The problem with effectively arguing against Pascal’s Wager using reason, is that the Wager itself is not based on reason. It is based on fear. In fact, if you look at the premise, as proposed by Pascal, it explicitly states we cannot use reason to determine whether there is or is not a God, and it comes down to a coin toss. A wager. A bet as to which is the better choice to make in light of the unknown.
Have you ever tried to use reason, logic and observation with fear? How well does that work? Anyone with a child has faced (at least once) the “monster under the bed” or the “monster in the closet.” There is a reason Pixar utilized this fear as a theme in a movie—we are all familiar with it.
And, as a parent, we inevitably first try logic and reason. “See, honey? There is no monster under the bed. The toys you left there [that we told you to pick up!] are in the same position. The dust bunnies haven’t been disturbed. No tracks, no smells, no noises—nothing to demonstrate a monster.”
Of course, a short time later, we hear the screaming again. The Monster has returned. Our logic and reason completely failed. Eventually the exhausted parents give in to the belief, and create an alternative belief to counter the fear. A special stuffed animal that keeps away the monsters. Or a ritual to protect the monsters from coming in.
Yeah, yeah—not the most intellectual responses. We crave sleep; we cave in.
We cannot remove fear by arguing a person out of it; conversely we cannot create fear by arguing a person in to it. While the parent cannot convince the child no such monster exists; likewise the child cannot convince the parent they really should be afraid.
This continues into adulthood. Some people parachute for the thrill; others are terrified. And even though one can be convinced to parachute—the fear will still be there. Those that parachute cannot be convinced to begin fearing it.
Some fear public speaking; others fear never getting married. The list is inexhaustible. And all of those fears, one cannot simply reason them away, or reason oneself into. Your heart still pounds faster when confronted by them, or your heart does not.

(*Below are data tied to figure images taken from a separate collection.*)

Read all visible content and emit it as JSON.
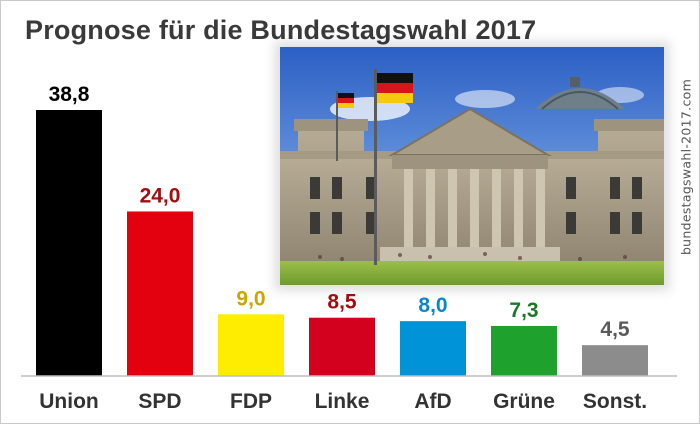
{
  "title": "Prognose für die Bundestagswahl 2017",
  "watermark": "bundestagswahl-2017.com",
  "photo": {
    "subject": "reichstag-building-with-german-flags"
  },
  "chart_data": {
    "type": "bar",
    "categories": [
      "Union",
      "SPD",
      "FDP",
      "Linke",
      "AfD",
      "Grüne",
      "Sonst."
    ],
    "values": [
      38.8,
      24.0,
      9.0,
      8.5,
      8.0,
      7.3,
      4.5
    ],
    "value_labels": [
      "38,8",
      "24,0",
      "9,0",
      "8,5",
      "8,0",
      "7,3",
      "4,5"
    ],
    "bar_colors": [
      "#000000",
      "#e3000f",
      "#ffed00",
      "#d3001e",
      "#0093d8",
      "#1fa12d",
      "#8c8c8c"
    ],
    "value_label_colors": [
      "#000000",
      "#a30d0d",
      "#c9a600",
      "#a30d0d",
      "#0a87c8",
      "#1a7a2a",
      "#5a5a5a"
    ],
    "title": "Prognose für die Bundestagswahl 2017",
    "xlabel": "",
    "ylabel": "",
    "ylim": [
      0,
      38.8
    ],
    "grid": false,
    "legend": "none"
  }
}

Of course, one of the greatest fears is the unknown. Anyone diagnosed with a medical condition of “We don’t know what this is” understands.
And what happens after we die is the greatest unknown of them all.
In books and plays and movies, there are two predominate themes for claims of life after death:
1) There are degrees of pain/pleasure in the after life;
2) What you do in this life will determine what happens in this afterlife.
We don’t want pain; we want pleasure. We want to do the thing that creates the least pain and the most pleasure in life; one would certainly want to do it for the greater pain/pleasure promised in the after life! The problem (and the Achilles Heel of Pascal’s Wager) is that we don’t know what that is.
Is there no afterlife, in which case pain/pleasure is limited to what we do? Is the afterlife dependant on works, so we perform certain acts and refrain from other acts to increase pleasure later? Is it dependent on the correct belief, or ritual or statement?
Some individuals have grasped on to a certain belief to alleviate this unknown. It reduces (but never quite eliminates) the fear. It is their magic bunny, keeping away the monster under the bed.
We cannot argue against Pascal’s Wager—they are convinced of the fear. Nor (and Christians should realize this) can they use this to convince use—we have no such fear.